Axe de recherche « Droit de l’insolvabilité dans les États membres de l’UE et les pays candidats »
Directeur de projet : Dr. Jens Lowitzsch
Problèmes du droit de l’insolvabilité dans les États en transformation
La transformation de la propriété et l’ « installation révolutionnaire d’une classe d’entrepreneurs »
Dans les États en transformation en Europe Centrale et Orientale, en Europe de l’Est et en Europe du Sud-est, le changement de système en tant que changement de régime s’accompagne d’un changement économique et social fondamental : le changement de la propriété. L’ « installation révolutionnaire d’une classe d’entrepreneurs » en tant que catégorie d’acteurs étrangers à l’économie planifiée socialiste, participant désormais au titre de droit de propriété à une économie concurrentielle, pose des problèmes entièrement nouveaux à la conception du changement de système. La transformation de la propriété, en tant que (ré)introduction de la propriété privée, doit être considérée de ce fait comme un moment décisif en tant que point de non-retour dans le processus de privatisation d’un ordre juridique et économique auparavant marqué par le socialisme d’État.

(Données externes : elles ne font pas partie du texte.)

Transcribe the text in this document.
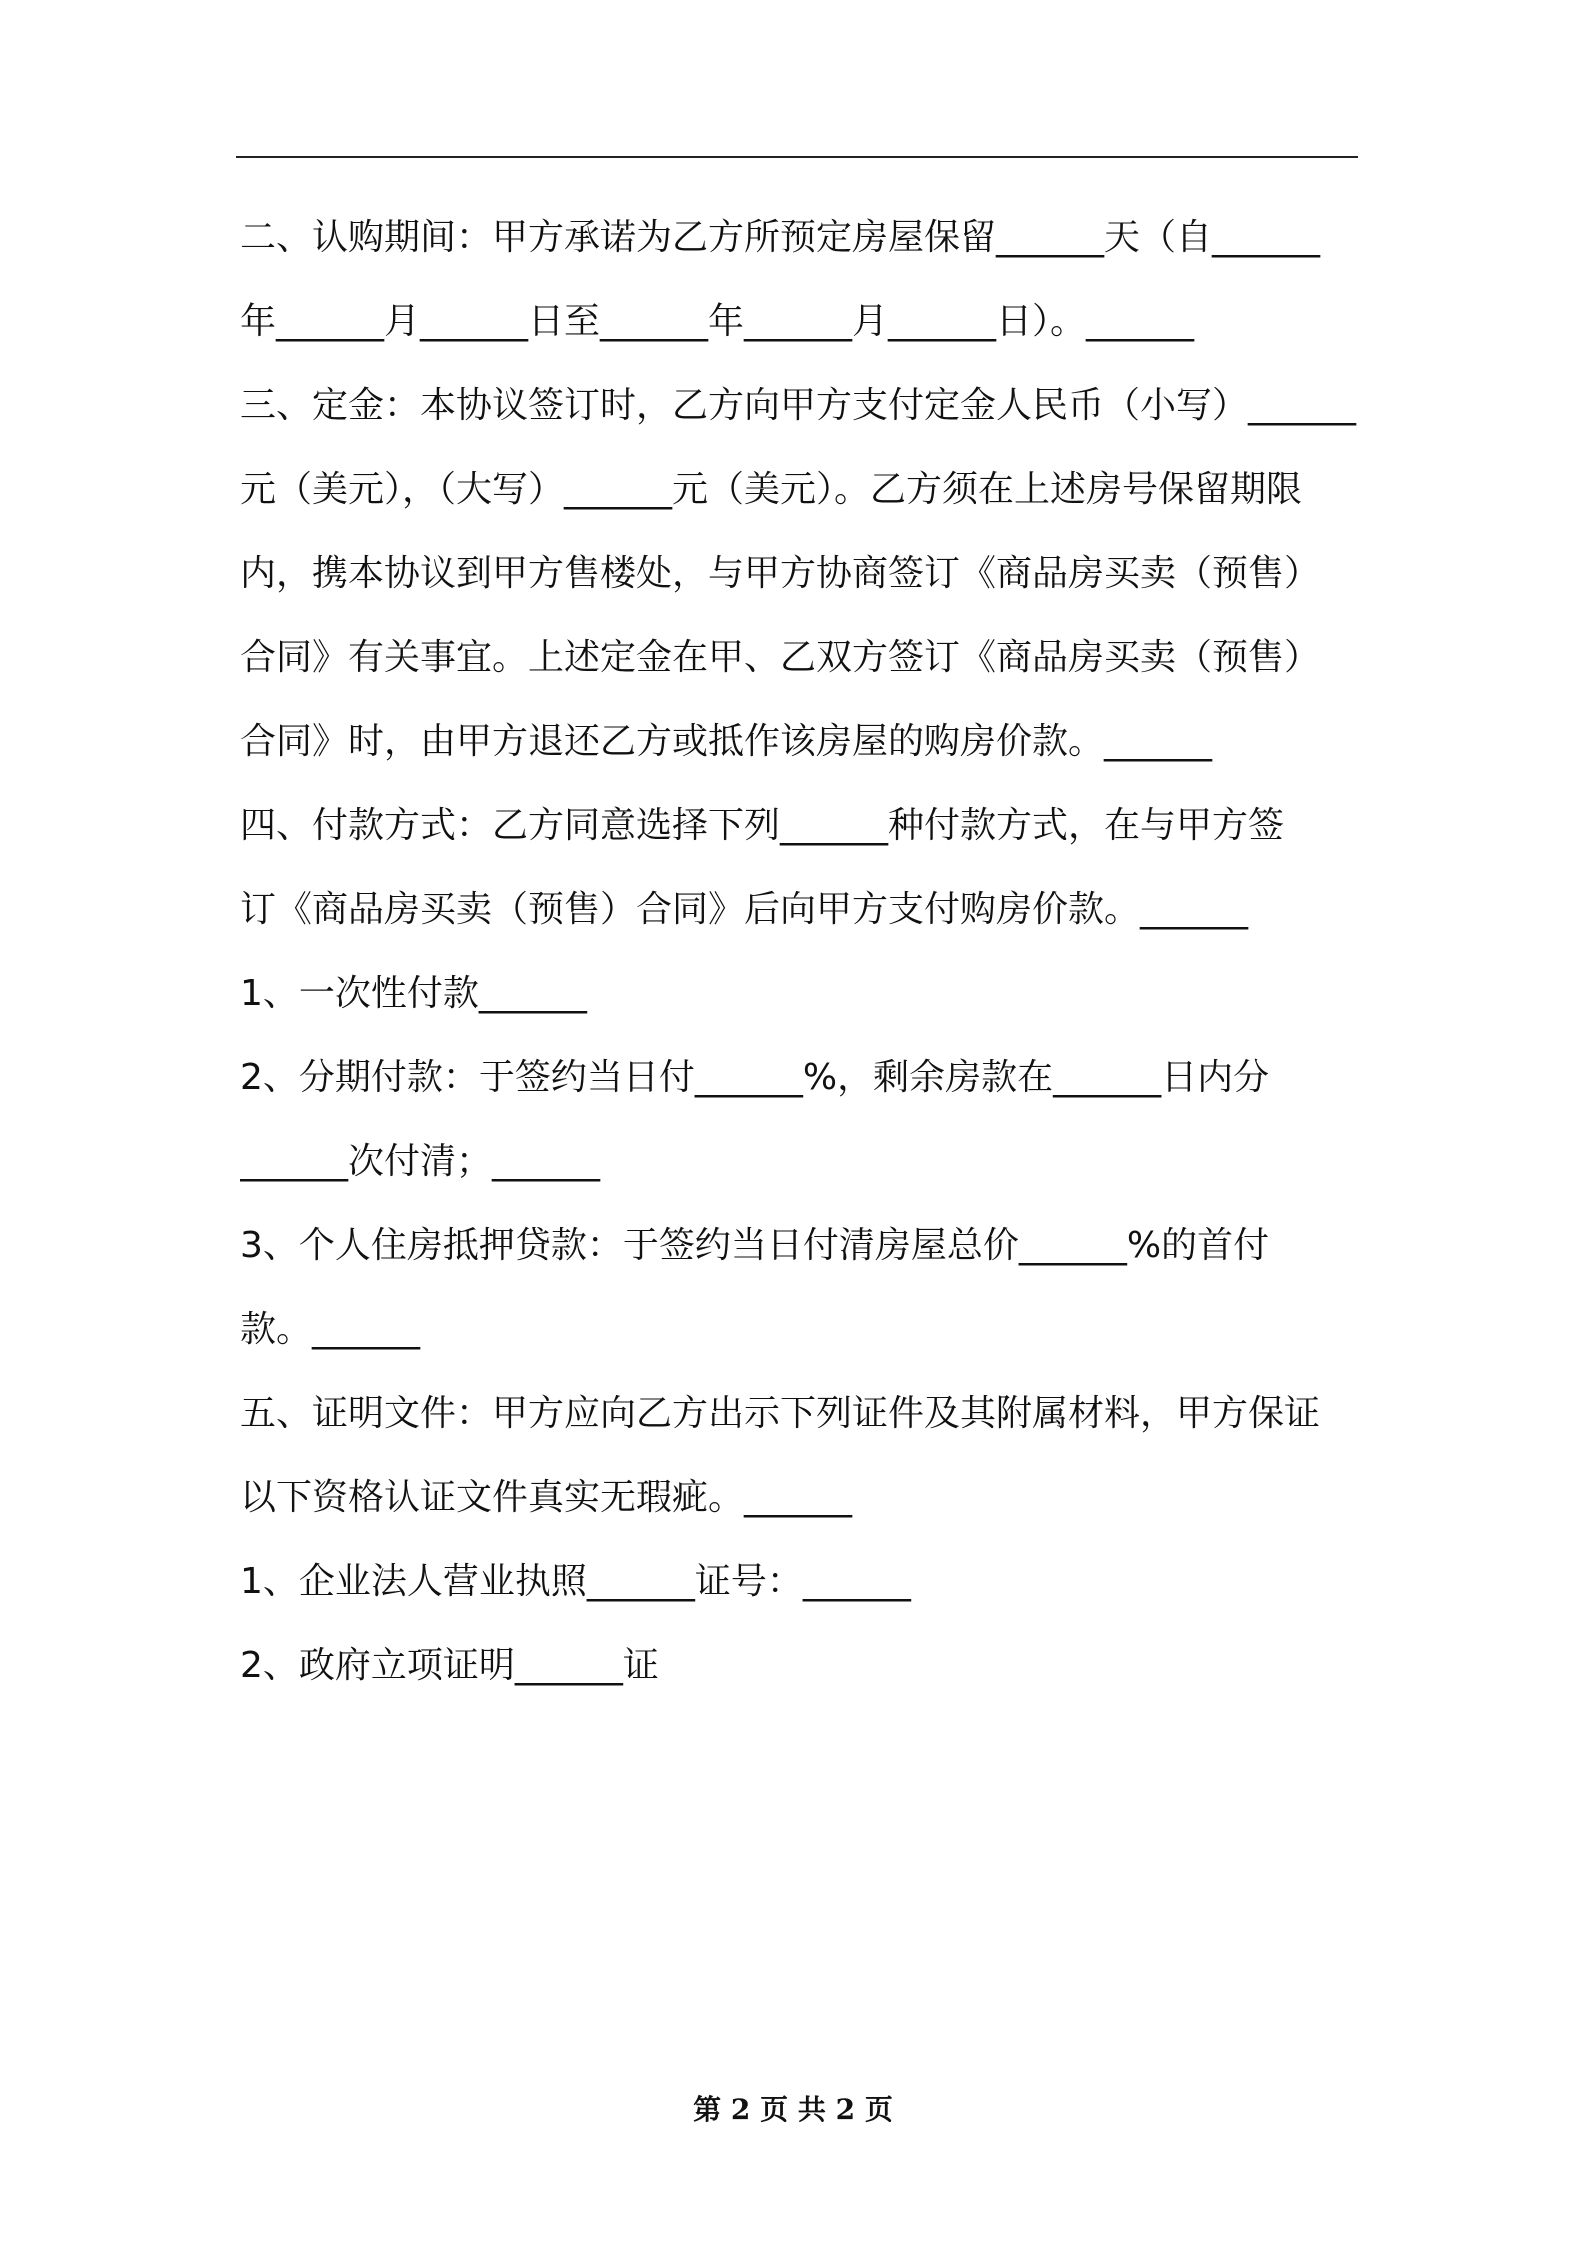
二、认购期间：甲方承诺为乙方所预定房屋保留______天（自______
年______月______日至______年______月______日）。______
三、定金：本协议签订时，乙方向甲方支付定金人民币（小写）______
元（美元），（大写）______元（美元）。乙方须在上述房号保留期限
内，携本协议到甲方售楼处，与甲方协商签订《商品房买卖（预售）
合同》有关事宜。上述定金在甲、乙双方签订《商品房买卖（预售）
合同》时，由甲方退还乙方或抵作该房屋的购房价款。______
四、付款方式：乙方同意选择下列______种付款方式，在与甲方签
订《商品房买卖（预售）合同》后向甲方支付购房价款。______
1、一次性付款______
2、分期付款：于签约当日付______%，剩余房款在______日内分
______次付清；______
3、个人住房抵押贷款：于签约当日付清房屋总价______%的首付
款。______
五、证明文件：甲方应向乙方出示下列证件及其附属材料，甲方保证
以下资格认证文件真实无瑕疵。______
1、企业法人营业执照______证号：______
2、政府立项证明______证
第 2 页 共 2 页
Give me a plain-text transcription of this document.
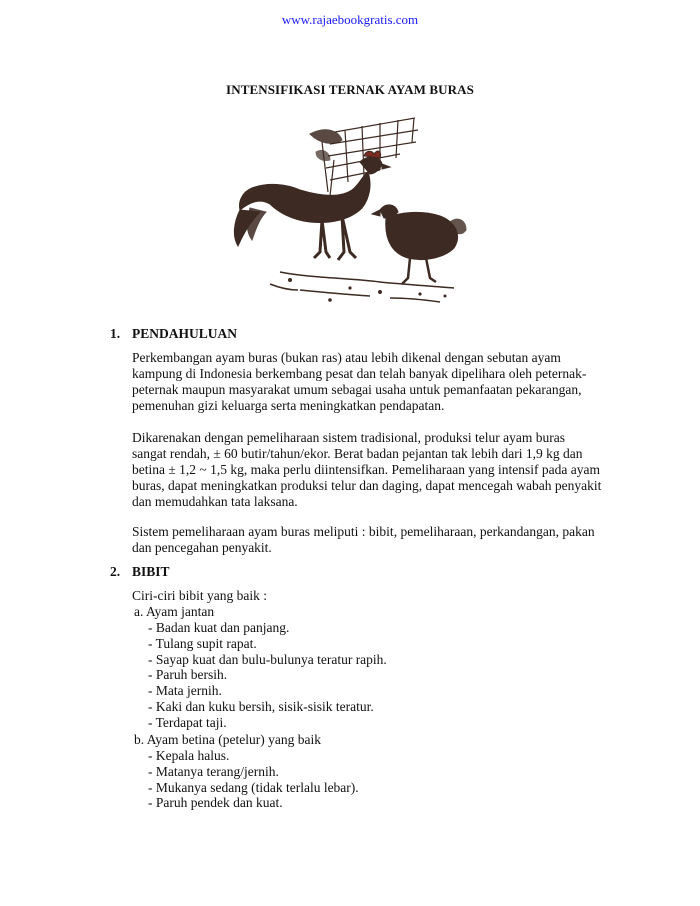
www.rajaebookgratis.com
INTENSIFIKASI TERNAK AYAM BURAS
1. PENDAHULUAN

Perkembangan ayam buras (bukan ras) atau lebih dikenal dengan sebutan ayam kampung di Indonesia berkembang pesat dan telah banyak dipelihara oleh peternak-peternak maupun masyarakat umum sebagai usaha untuk pemanfaatan pekarangan, pemenuhan gizi keluarga serta meningkatkan pendapatan.

Dikarenakan dengan pemeliharaan sistem tradisional, produksi telur ayam buras sangat rendah, ± 60 butir/tahun/ekor. Berat badan pejantan tak lebih dari 1,9 kg dan betina ± 1,2 ~ 1,5 kg, maka perlu diintensifkan. Pemeliharaan yang intensif pada ayam buras, dapat meningkatkan produksi telur dan daging, dapat mencegah wabah penyakit dan memudahkan tata laksana.

Sistem pemeliharaan ayam buras meliputi : bibit, pemeliharaan, perkandangan, pakan dan pencegahan penyakit.

2. BIBIT
Ciri-ciri bibit yang baik :
a. Ayam jantan
- Badan kuat dan panjang.
- Tulang supit rapat.
- Sayap kuat dan bulu-bulunya teratur rapih.
- Paruh bersih.
- Mata jernih.
- Kaki dan kuku bersih, sisik-sisik teratur.
- Terdapat taji.
b. Ayam betina (petelur) yang baik
- Kepala halus.
- Matanya terang/jernih.
- Mukanya sedang (tidak terlalu lebar).
- Paruh pendek dan kuat.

Situation du droit de l’insolvabilité dans la transformation de la propriété
Main dans la main avec l’établissement de l’entreprenariat se développe la fondation d’un régime de droit privé, où l’économie et l’État existent en tant que systèmes séparés. Ce régime encadre la participation des nouveaux acteurs au marché commun. Pour ce faire, il est indispensable de trancher les questions de charge du risque et de responsabilité, particulièrement dans le domaine du droit économique. Un élément central dans cette optique est représenté par le droit de l’insolvabilité, qui afin de satisfaire à sa mission, doit englober tous les sujets participants à la circulation économique, tant publics que privés.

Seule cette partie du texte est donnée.